Why are my links relative and possibly broken?
Turndown passes URLs through verbatim, including relative paths like ../uploads/x.png. It does not resolve them against a base URL. Rewrite paths with the image-path-rewriter tool after converting.
Can it convert a whole live web page by URL?
No — it converts HTML you provide, not a URL it fetches. Copy the page's HTML (View Source, or DevTools Copy outerHTML) and paste it in. For JS-rendered pages, use the rendered DOM, not View Source.
What heading style does it produce?
ATX (# H1, ## H2), not the Setext underline style. This is configured explicitly and is more consistent and diff-friendly for repos.
Why is emphasis using underscores and bold using asterisks?
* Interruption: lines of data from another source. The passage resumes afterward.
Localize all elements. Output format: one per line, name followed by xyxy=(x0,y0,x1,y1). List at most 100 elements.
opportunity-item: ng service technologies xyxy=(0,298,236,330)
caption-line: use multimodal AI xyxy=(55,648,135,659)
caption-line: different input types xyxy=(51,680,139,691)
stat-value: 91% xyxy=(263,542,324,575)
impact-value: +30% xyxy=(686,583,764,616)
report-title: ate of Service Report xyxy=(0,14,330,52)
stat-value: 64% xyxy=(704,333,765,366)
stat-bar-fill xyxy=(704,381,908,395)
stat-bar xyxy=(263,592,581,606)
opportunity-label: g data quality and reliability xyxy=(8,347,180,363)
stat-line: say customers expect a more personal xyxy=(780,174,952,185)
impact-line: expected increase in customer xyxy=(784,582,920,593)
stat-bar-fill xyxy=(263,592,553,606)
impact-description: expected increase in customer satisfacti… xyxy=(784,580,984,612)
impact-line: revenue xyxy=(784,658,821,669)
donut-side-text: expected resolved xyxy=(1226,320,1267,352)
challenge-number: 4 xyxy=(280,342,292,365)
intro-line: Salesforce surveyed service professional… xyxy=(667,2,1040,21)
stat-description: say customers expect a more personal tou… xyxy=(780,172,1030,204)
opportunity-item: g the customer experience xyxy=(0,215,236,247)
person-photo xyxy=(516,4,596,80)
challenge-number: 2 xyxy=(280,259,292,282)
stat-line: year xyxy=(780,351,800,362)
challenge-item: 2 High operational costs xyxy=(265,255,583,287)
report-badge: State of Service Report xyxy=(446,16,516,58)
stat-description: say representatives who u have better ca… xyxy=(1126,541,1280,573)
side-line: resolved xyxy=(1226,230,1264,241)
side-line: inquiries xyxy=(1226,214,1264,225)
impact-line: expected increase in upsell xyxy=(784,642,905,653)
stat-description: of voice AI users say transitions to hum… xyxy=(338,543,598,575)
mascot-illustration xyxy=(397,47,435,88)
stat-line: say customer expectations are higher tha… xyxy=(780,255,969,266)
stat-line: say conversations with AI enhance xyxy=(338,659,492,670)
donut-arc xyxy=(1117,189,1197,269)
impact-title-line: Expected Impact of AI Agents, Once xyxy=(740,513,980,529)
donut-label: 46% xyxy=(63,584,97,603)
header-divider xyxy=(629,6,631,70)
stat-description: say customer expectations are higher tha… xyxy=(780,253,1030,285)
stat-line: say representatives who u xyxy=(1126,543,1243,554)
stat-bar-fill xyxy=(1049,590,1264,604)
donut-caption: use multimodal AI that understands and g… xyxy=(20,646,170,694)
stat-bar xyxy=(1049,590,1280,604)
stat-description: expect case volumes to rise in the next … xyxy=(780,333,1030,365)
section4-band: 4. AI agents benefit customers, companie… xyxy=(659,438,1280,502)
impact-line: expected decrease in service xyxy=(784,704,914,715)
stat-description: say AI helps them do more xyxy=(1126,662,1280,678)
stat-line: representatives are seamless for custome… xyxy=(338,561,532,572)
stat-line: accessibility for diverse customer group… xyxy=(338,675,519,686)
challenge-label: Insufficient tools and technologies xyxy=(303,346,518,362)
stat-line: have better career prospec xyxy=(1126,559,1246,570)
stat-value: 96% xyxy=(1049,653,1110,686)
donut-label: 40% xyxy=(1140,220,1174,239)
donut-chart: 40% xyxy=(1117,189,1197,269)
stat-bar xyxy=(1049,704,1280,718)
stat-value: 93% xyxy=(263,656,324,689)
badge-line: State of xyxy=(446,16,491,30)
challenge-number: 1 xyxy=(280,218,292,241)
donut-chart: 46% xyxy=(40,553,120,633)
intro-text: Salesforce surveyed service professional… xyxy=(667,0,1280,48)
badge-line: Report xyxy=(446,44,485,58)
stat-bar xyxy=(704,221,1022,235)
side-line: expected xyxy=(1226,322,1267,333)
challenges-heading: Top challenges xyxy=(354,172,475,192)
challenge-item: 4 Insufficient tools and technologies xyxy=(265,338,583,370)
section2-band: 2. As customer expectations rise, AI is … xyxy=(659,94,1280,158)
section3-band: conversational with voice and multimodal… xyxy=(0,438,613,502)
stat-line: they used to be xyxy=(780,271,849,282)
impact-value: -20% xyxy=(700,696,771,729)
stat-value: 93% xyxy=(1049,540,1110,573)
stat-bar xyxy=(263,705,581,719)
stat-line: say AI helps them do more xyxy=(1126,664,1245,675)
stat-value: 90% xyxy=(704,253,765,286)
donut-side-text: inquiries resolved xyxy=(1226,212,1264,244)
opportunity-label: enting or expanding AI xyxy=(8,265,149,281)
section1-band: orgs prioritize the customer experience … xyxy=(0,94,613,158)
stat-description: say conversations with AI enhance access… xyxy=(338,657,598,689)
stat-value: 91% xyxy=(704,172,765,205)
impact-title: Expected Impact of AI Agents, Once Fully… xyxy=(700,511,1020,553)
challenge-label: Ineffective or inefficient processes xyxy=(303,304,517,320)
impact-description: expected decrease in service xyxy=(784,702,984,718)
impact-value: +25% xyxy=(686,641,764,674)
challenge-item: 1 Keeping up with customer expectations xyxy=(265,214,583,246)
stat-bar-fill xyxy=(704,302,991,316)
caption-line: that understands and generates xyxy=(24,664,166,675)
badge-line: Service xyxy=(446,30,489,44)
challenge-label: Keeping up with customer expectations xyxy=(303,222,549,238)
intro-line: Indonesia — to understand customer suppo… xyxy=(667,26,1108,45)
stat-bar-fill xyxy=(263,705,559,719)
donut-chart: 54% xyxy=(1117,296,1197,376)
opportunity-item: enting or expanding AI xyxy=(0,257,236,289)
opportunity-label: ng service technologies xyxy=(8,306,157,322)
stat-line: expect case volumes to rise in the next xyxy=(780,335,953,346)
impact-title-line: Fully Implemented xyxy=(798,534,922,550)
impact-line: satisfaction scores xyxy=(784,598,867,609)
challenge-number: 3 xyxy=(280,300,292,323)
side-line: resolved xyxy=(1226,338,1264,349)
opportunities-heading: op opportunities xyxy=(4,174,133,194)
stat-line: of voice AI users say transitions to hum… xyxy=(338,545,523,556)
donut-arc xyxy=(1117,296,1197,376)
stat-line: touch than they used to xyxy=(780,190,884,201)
Those are Turndown's default delimiters: _italic_ and **bold**. This tool does not change them. Both render identically in standard Markdown.
Is my HTML uploaded anywhere?
No. The conversion runs entirely in your browser using the page's DOMParser. Nothing is sent to a server, which is why you can safely paste unpublished or proprietary HTML.
What file do I get back?
Markdown. You can copy it to the clipboard or download a .md file. An uploaded report.html downloads as report.md; pasted input downloads as input.md. To go the other way, use md-to-html.
Privacy first
All Markdown processing runs locally in your browser using JavaScript. No file is ever uploaded to JAD Apps servers — only metadata counters are saved for signed-in dashboard stats.